Но это первое впечатление моментально рассеялось, лишь только граф заговорил. У него был ласкающий, почти гипнотический голос, который в минуты возбуждения вдруг повышался до высокого фальцета. Временами его обаянию трудно было противостоять.
— Мадемуазель, благодарю за оказанную мне честь, — тихо сказал он, учтиво целуя ледяные пальцы Рэв, и на некоторое время оставил ее в покое.
Повернувшись к Арману, граф завел с ним эмоциональный разговор, явно рассчитанный на то, чтобы произвести впечатление. Уже через несколько минут напряжение спало. Граф оказался забавным собеседником, искрился остроумием, а когда речь зашла о предстоящем браке, неожиданно смутился.
— Впервые в жизни мне захотелось на ком-то жениться, — признался он Арману. — Ваша сестра покорила меня с первого взгляда! Она сидела в приемной императорского дворца, ожидая очереди подать петицию. По пути в тронный зал я заметил ее, очень юную, очень изысканную и очень растерянную. Я справился о ней. Когда мне назвали ее имя, я вспомнил ее отца и других ее родных. Мне было ясно: она, и только она станет моей женой, или до конца своих дней я останусь холостяком!

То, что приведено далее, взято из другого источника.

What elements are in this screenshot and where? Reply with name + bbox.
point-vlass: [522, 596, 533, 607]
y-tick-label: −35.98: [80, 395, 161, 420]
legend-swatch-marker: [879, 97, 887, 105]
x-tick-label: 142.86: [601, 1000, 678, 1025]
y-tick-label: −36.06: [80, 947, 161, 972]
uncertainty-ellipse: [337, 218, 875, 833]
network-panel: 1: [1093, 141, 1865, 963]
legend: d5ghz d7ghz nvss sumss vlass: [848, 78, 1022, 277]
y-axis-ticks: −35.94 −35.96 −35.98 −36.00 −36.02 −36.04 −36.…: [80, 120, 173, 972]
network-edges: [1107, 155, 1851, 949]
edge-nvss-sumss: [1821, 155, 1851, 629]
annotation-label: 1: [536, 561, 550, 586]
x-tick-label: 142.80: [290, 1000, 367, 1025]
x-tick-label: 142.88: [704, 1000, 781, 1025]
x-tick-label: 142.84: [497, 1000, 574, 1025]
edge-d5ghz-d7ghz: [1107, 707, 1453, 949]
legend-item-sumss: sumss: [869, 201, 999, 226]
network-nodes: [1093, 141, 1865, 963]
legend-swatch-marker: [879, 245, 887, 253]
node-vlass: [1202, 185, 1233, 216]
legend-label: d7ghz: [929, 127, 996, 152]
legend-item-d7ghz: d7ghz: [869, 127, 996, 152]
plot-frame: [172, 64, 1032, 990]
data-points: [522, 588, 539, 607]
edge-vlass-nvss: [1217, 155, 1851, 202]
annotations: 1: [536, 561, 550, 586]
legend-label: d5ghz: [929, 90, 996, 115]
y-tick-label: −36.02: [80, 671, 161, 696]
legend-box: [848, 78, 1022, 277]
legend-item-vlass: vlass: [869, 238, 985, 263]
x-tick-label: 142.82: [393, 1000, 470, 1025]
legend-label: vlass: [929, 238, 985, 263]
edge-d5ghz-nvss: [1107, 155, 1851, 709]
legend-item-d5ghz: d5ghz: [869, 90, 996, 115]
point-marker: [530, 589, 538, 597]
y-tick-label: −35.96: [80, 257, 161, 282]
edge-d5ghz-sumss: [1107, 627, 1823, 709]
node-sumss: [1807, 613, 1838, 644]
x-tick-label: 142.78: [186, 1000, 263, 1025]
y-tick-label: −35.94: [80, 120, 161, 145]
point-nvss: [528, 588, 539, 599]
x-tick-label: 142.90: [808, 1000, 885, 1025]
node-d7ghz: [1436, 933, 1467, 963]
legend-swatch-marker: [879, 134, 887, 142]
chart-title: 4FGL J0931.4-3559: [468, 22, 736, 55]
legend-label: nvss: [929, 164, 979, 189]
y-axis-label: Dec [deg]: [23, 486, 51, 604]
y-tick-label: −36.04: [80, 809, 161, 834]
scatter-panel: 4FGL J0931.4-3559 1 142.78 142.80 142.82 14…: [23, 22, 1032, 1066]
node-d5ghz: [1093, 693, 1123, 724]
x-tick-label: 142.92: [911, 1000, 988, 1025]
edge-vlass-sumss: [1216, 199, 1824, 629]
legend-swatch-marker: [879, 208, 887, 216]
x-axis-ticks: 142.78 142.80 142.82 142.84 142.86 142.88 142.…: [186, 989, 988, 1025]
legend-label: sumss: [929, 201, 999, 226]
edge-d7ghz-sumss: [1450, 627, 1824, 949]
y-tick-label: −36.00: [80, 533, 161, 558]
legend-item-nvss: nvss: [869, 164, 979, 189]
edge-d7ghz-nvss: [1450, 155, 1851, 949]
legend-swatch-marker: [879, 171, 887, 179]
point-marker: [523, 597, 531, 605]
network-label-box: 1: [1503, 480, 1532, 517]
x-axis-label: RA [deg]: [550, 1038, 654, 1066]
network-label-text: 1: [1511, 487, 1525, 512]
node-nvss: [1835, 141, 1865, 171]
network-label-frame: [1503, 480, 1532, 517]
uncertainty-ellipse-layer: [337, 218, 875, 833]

За дежурными любезностями безошибочно угадывалась искренняя нотка восхищения, и все же Арману казалось, что горячей любви к Рэв граф не испытывает. Возможно, он просто умеет контролировать свои эмоции или дело в возрасте: ведь граф уже не мальчик, а зрелый муж. Он цветисто и красноречиво говорил о своей страсти, но никогда не выражал желания побыть наедине с невестой, и Арман понимал, что это устраивает Рэв, потому что она стремится избегать тет-а-тет с женихом. Он думал, что брак, начинающийся таким образом, не принесет счастья его очаровательной младшей сестре. К тому же его удручала мысль о разлуке с ней, что она уедет с графом, а он один вернется в Польшу. Ему хотелось, чтобы Рэв была рядом, хотелось смеяться вместе с ней и любоваться ее выразительным лицом. Если бы только она доверилась ему! Зачем ей этот барьер, разделяющий их?
Арман вздохнул. Часы на камине пробили полчаса. До обеда еще долго, он решил пойти пока в апартаменты Рэв.
Гостиная Рэв, нарядная и роскошная, походила на все комнаты во дворце. Золоченые кресла, обитые красным бархатом, в тон люстриновым занавескам с золотой бахромой, на расписном потолке хрустальная люстра. Рэв все это нравилось, но Арману хотелось простоты, пространства и ясных, четких линий, мебели без завитушек и гобеленов без бахромы. Он вдруг ясно представил, какая комната ему нравится. Это была большая комната с высокими окнами, выходящими в зеленый сад; солидная мебель, которая служила не одному поколению, и всего две-три прекрасные картины на гладких панелях стен.